Project Retro: Tech Stack, Successes, Challenges of OnlyNews

OnlyNews was a personal project I created in the summer of 2022. Its purpose was to take your Twitter timeline, extract links from users you follow, and create a website similar to below that serves you ‘custom news’.

The motivation for creating the project was to create an experience with personalized, relevant news articles from different sources. While Twitter is (was?) great for the banter, it’s also usually my go-to for news. My issue was that every time I would log onto Twitter, I would end up looking at tweets rather than articles. I wanted to create an experience that put news first.

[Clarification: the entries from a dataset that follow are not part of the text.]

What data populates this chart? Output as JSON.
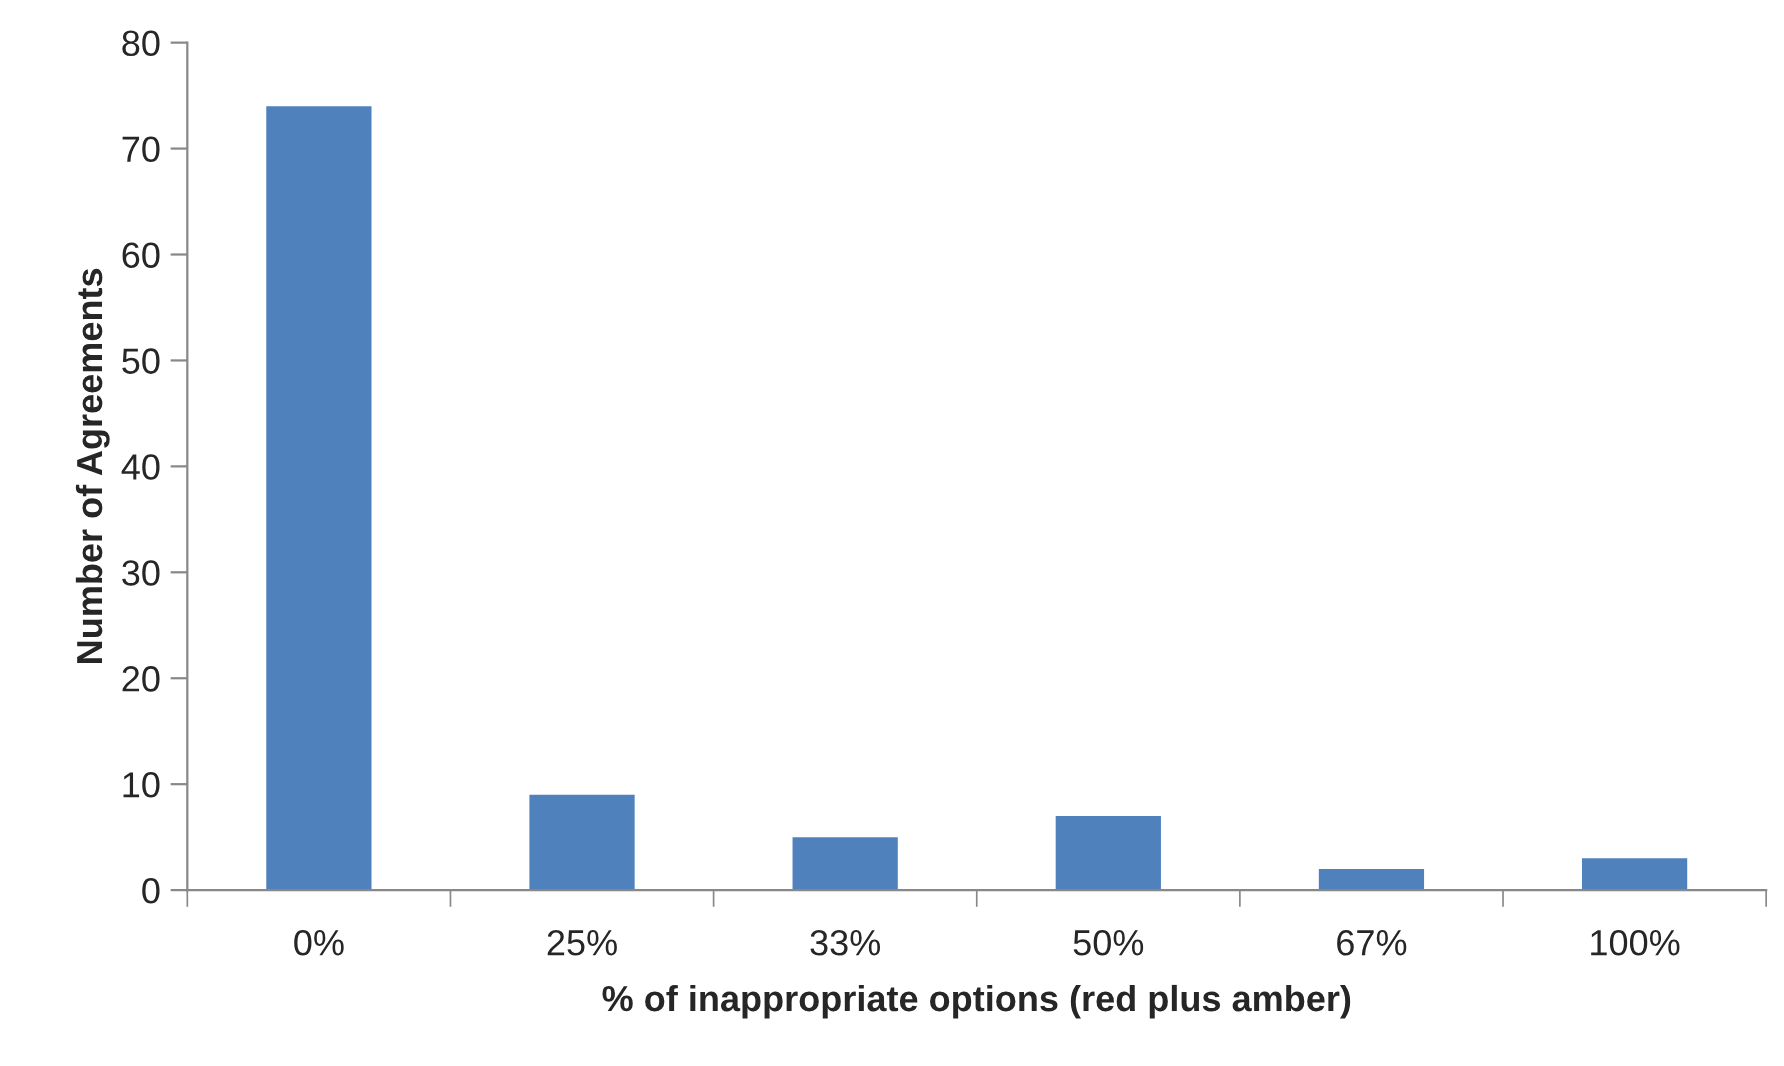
{
  "chart_data": {
    "type": "bar",
    "xlabel": "% of inappropriate options (red plus amber)",
    "ylabel": "Number of Agreements",
    "categories": [
      "0%",
      "25%",
      "33%",
      "50%",
      "67%",
      "100%"
    ],
    "values": [
      74,
      9,
      5,
      7,
      2,
      3
    ],
    "color": "#4f81bd",
    "ylim": [
      0,
      80
    ],
    "yticks": [
      0,
      10,
      20,
      30,
      40,
      50,
      60,
      70,
      80
    ],
    "grid": false,
    "legend": false
  }
}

The site still works as of today (3/8/23), but will be deprecated as soon as Twitter fulfills their promise to scrape their proverbial couch for pennies and end free access to their APIs.

Tech Stack

Django

One of the motivations for creating the site was to learn Django, a Python-based web framework. I used the code presented in this piece as my general template for using Django to store Twitter auth credentials (Django lets you set up a user authentication system, but this approach let you use Twitter credentials as a proxy for Django credentials). Every user who authenticates via Twitter is stored as a user in Django, and the articles from their timeline are stored via Django (so that in future web sessions, the articles stored in the database will be pulled rather than taking the time to hit the Twitter API live).

Building from a template rather than creating code from scratch was definitely a shortcut, for better and worse. I discuss that tradeoff below. But overall I really liked getting exposure to Django and definitely see myself using it again for future projects.

HTML/CSS

The frontend of the site was built via HTML/CSS. I chose to keep it simple and not include any Javascript components, as this was the first time I built something substantial via HTML. Overall I was pretty happy with the result; while there are still parts of HTML structure that are unintuitive to me, there are a ton of resources online for learning it and it’s really easy to play around and test changes inside the browser.

Celery/CloudAMQP

I used Celery via CloudAMQP to create a regular task to pull relevant articles for all users every half-hour, so that rather than hitting the Twitter API upon opening the page, users would see the most recent articles stored in the database. Setting this up felt messier than I expected. While it does work, I think I have a ways to go with standing this up on a real app (monitoring? logging? debugging?)

Successes

It works!

The site has worked for six months now, looks good to me on desktop and mobile, is quick, and ultimately serves the purpose that I intended it to.

Challenges

Fumbling at the 5-Yard Line

So I spent around six weeks working on this project, learning Django, learning how to make the page look good and learning how to automate the task of pulling articles. But there were some actual issues in the deployment of the page.

There is no splash page for the homepage, so when someone goes to the page for the first time, they are greeted with the below, rather than seeing any info about what the site is, or what it offers.

Furthermore, after logging in, the site redirects to the Heroku URL rather than the original URL, so even though the content is the same, the URL bar shows https://stormy-reaches-76674.herokuapp.com/ rather than https://onlynews.me which is confusing.

Neither of these feel like insurmountable problems, but I lost the motivation to continue improving the project given that these initial problems really stunted initial interest and growth.

Burned by Shortcuts

This is a microcosm of a bigger issue for myself and the majority of data scientists who have developed over the past decade - we are Type 2 engineers who learn skills and technologies rather than Type 1 engineers who learn the underlying foundations of these technologies. We are either self-taught or have learned through bootcamps, tutorials or other hacks. This isn’t entirely our fault - the incentives for doing so are clear and in many analytics roles the cost of doing so isn’t really a burden. Why would an Analytics role need to know the underlying code behind Pandas more than a finance role would need to know the underlying code behind Excel?

But in building an app this approach caught up to me - it was too difficult to debug these issues as there were components of the app I fully didn’t understand. Next time I would just create an app from scratch, and have the tradeoff of having it stand up in a few more weeks pay off in the long haul where I can fully debug my own code.

Twitter’s Free API is Being Deprecated

It is what it is.

Next Steps

Honestly, I’m not really motivated to do anything on this project for the moment until Twitter’s API issue is resolved. I will not pay for the Twitter API. If there is a reliable third-party service to fetch tweets, I’d entertain that. I would definitely not build a scraper or something custom - the tradeoff of time does not seem worth it for this. If that is resolved, and there is a way to reliably pull tweets going forward, I’d probably work through re-factoring the Django code so I could address the above issues and help grow the site.